Extending Nmap With Lua

I originally wrote this piece for a pentesting magazine, but after some unprofessional behavior by their editor I lost my cool and decided not too publish it there. It’d be a shame to let it go to waste though, so I after almost three month I finally decided to put it up on my blog.

Whether you are working as a security professional or a network administrator, chances are that Nmap (“Network Mapper”) is part of your regular toolkit. For many people this project, which was started by Gordon “Fyodor” Lyon in 1997, is the first choice when it comes to host and service discovery. But thanks to the Nmap Scripting Engine (NSE), it can do much more than that, allowing users to easily develop and share their own scripts, thus turning it into a versatile security scanner.

What you will learn…

basics of the Lua programming language,
walkthrough of a simple NSE script,
where to find more information on scripting Nmap and Lua in general.

What you should know…

basic Nmap usage,
an imperative programming language.

The Nmap Scripting Engine (NSE)

Scripting has been part of Nmap for a while, but version 6 includes a dramatically improved implementation of the NSE infrastructure. This also led to an enormous increase in available scripts, from 59 in version 5, to 347 in the latest release and more than 430 in the current SVN repository. The core of NSE is an embedded Lua interpreter. Before NSE’s implementation started, the Nmap developers considered various programming languages for inclusion, but finally settled on Lua because it’s small, liberally licensed (MIT), fast, actively developed and designed with embeddability in mind. It’s also used in other popular FOSS security tools like Wireshark and Snort, as well as in popular projects such as World of Warcraft or the window manager Awesome.
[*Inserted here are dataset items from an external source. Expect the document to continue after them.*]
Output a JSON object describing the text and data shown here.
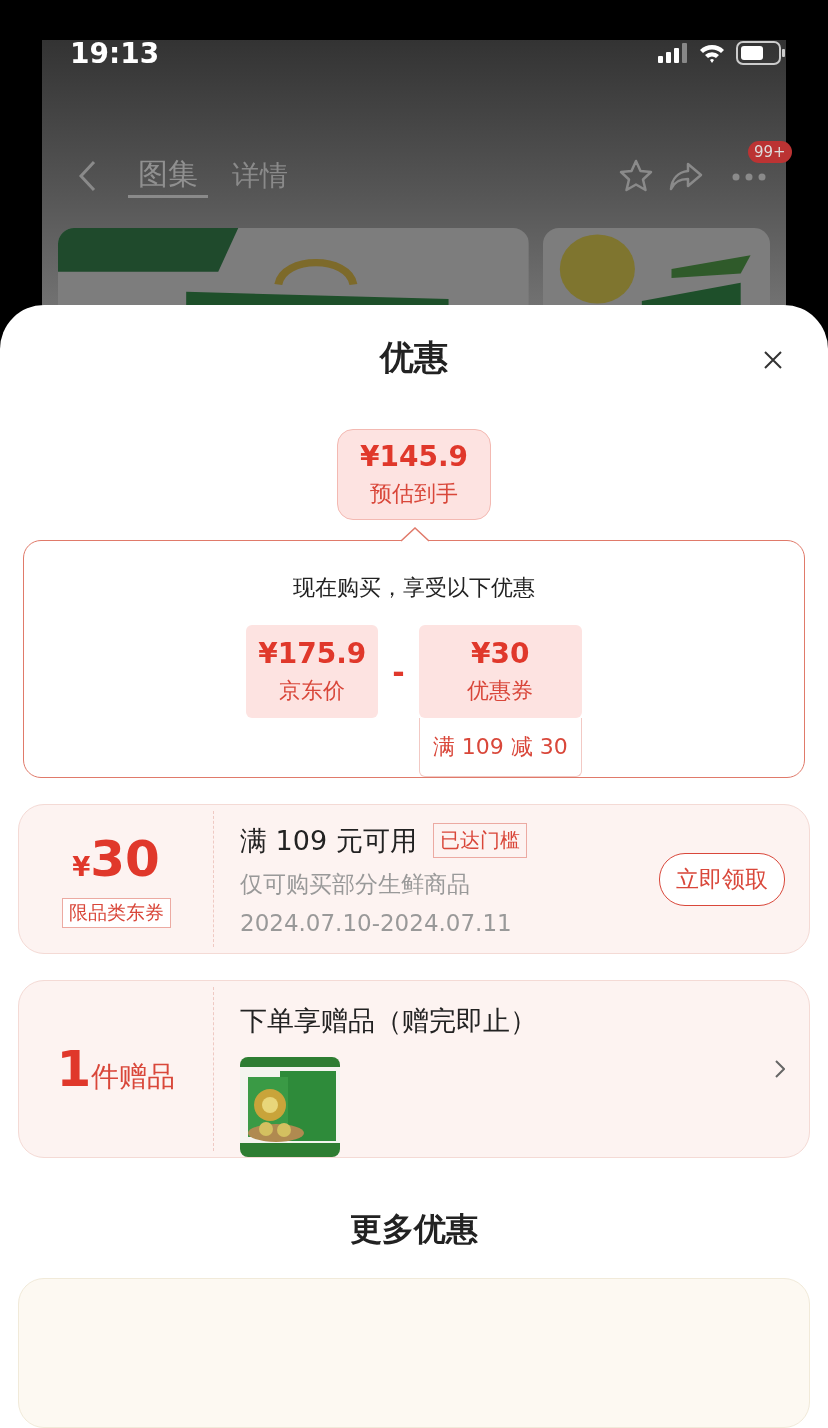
{
  "status_bar": {
    "time": "19:13"
  },
  "nav": {
    "tabs": [
      {
        "label": "图集",
        "selected": true
      },
      {
        "label": "详情",
        "selected": false
      }
    ],
    "badge": "99+"
  },
  "sheet": {
    "title": "优惠",
    "estimate": {
      "price": "¥145.9",
      "label": "预估到手"
    },
    "breakdown": {
      "heading": "现在购买，享受以下优惠",
      "operator": "-",
      "items": [
        {
          "price": "¥175.9",
          "label": "京东价"
        },
        {
          "price": "¥30",
          "label": "优惠券",
          "note": "满 109 减 30"
        }
      ]
    },
    "offers": [
      {
        "kind": "coupon",
        "currency": "¥",
        "amount": "30",
        "tag": "限品类东券",
        "title": "满 109 元可用",
        "badge": "已达门槛",
        "desc": "仅可购买部分生鲜商品",
        "dates": "2024.07.10-2024.07.11",
        "action": "立即领取"
      },
      {
        "kind": "gift",
        "count": "1",
        "unit": "件赠品",
        "title": "下单享赠品（赠完即止）"
      }
    ],
    "more_title": "更多优惠"
  }
}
The Lua Programming Language

Development of Lua started in 1993 at the Pontifical Catholic University of Rio de Janeiro, Brazil. It was designed by Roberto Ierusalimschy, Waldemar Celes and Luiz Henrique de Figueiredo, with the primary goals of being lightweight, cross-platform and easy to embed in other projects. These goals were achieved by writing the language in portable ISO C and giving it a comparatively simple C API. Also Lua’s interpreter only takes up about 180 kB in compiled form, so embedding it does not incur a huge cost. Over the years it became a popular scripting and extension language, used in a wide variety of projects. The syntax of Lua should be familiar to anyone who has experience in Modula or C style languages (control structures like if, while, for), but the designers borrowed liberally from other languages as well: the semantics of Lua are heavily influenced by Scheme, and even though the different syntax obscures this a bit, it becomes rather clear the longer you use the language. In some ways it feels like a cleaner and better designed JavaScript, so it’s normally easy to understand a given snippet of Lua code even with little or no previous exposure to the language.

Key features

Lua features first-class functions, thus allowing the developer to treat functions like any other data type. It also doesn’t impose a certain programming paradigm, but instead provides meta-features to extend the language as needed. This for example makes it possible to implement things like inheritance in a rather simple and straightforward way without explicit language support. Lua is also garbage collected, features closures and proper tails calls and provides an infrastructure for cooperative multitasking in the form of coroutines. While most of this goes beyond the scope of this article (and NSE), interested readers can find more information in the excellent book “Programming in Lua”, an older version of which is available for free on the project’s web site.

Tables

There’s is however one more feature of Lua that’s worth discussing in a bit more detail, namely its reliance on a single compound data structure, the table. Tables are in essence what other languages commonly refer to as associative arrays or dictionaries, or key-value pairs. This is how you create a simple table:

table = { x = 10, y = "foo" }

The values can be accessed like this: t[“x”] and t[“y”]. For string keys Lua supports a nice shorthand though, so t.x and t.y will produce the same result.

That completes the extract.